Había oscurecido ya, pero el interior del consultorio estaba brillantemente iluminado. El doctor seguía contemplando a Waldron en su trabajo. Lucy le observaba también con una especie de orgullo maternal. Desde la calle llegaba hasta ellos el ruido amortiguado del tránsito rodado que, a media milla de la población, escapaba en busca de la seguridad que no podía ofrecerle Nueva York. Percibían también, con mayor distinción, los sonidos de los coches y de las personas que se movían por las inmediaciones.
—Tuve suerte —dijo Waldron, refiriéndose a la reviviscencia del ratón—. No sé por qué, pensé en el magnetismo. Según la teoría de Straussman, las ratas estarían en un estado similar al magnético. Para desimantar un imán se usa corriente alterna. Tenía esa corriente en el aparato de diatermia. Se me ocurrió que una alta frecuencia daría mejor resultado que una baja. Intuí la idea y la llevé a la práctica. El primer sorprendido al ver el resultado fui yo.
Colocó las pilas secas en el pequeño generador que acababa de construir y lo puso en funcionamiento. Era prácticamente silencioso y emitía una pequeña corriente de alta frecuencia.

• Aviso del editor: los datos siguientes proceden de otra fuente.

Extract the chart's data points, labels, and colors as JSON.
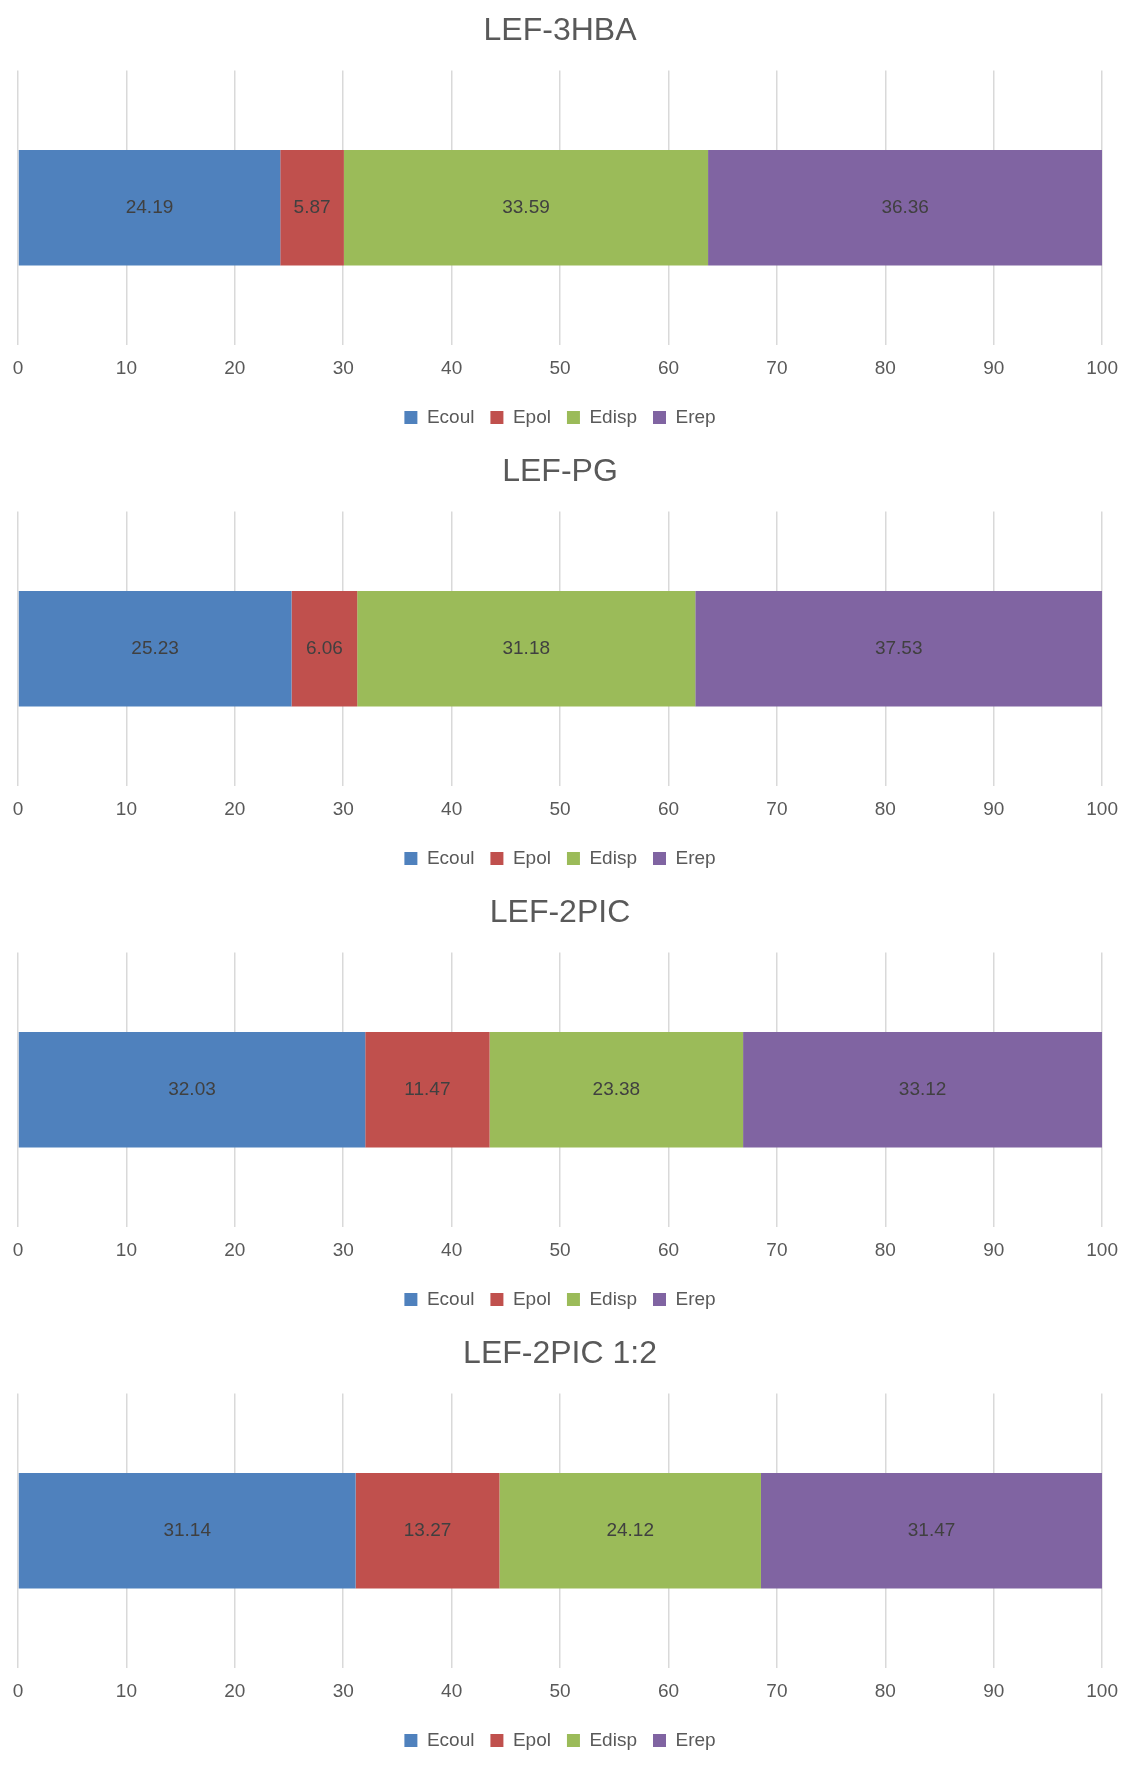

Súbitamente, se oyó en la calle un tremendo impacto. A una manzana de distancia se produjo otro ruido similar. Y desde cosa de media milla llegó hasta el consultorio un fragor inconfundible para Waldron. Este era probablemente el único hombre en el mundo incapaz de no reconocer instantáneamente dicho sonido. El estrépito era causado por innumerables coches que chocaban entre sí.
Al reconocerlo, Steve levantó la cabeza y palideció. Los otros dos ocupantes del consultorio estaban inmóviles. Lucy no movió los ojos siquiera para mirarle; el doctor no hizo el menor gesto. Ambos estaban rígidos, tensos, catalépticos.
Waldron blasfemó por lo bajo. El alboroto de los encontronazos decrecía. En la calle y los alrededores se hizo el silencio más rotundo. Imperaba la misma quietud que en Newark y en aquellos puntos afectados por la «epidemia» en Manhattan. Era un silencio de muerte; peor todavía: era un mutismo de vida congelada, estática, confinada a un cuerpo petrificado.
De pronto, Steve oyó voces que se expresaban en un lenguaje ininteligible. A las voces siguieron pasos que avanzaban, con rítmica cadencia, camino de la casa del doctor. Waldron escuchó con las manos crispadas sobre el generador que acababa de construir. Los pasos se detuvieron. Lucy y el médico permanecían totalmente inmóviles. Ni siquiera respiraban.
La pequeña ciudad había sido atacada por la gente de Fran con su extraño poder paralizante. Uno de los médicos avisados por teléfono para que asistiera a las demostraciones para curar la «epidemia», había denunciado que especies animales atacados del mal habían sido introducidos en la población. Dio el nombre del facultativo que se proponía llevar a cabo dichas demostraciones y… los compatriotas de Fran Dutt se enteraron del lugar. Habían reducido la ciudad al silencio, paralizándola, para apoderarse del hombre que osara descubrir su secreto. Waldron comprendió que no sólo se llevarían al médico, sino también a Lucy y a él mismo, evitando así que se propagara la noticia de cómo contrarrestar la fulminación de su ataque.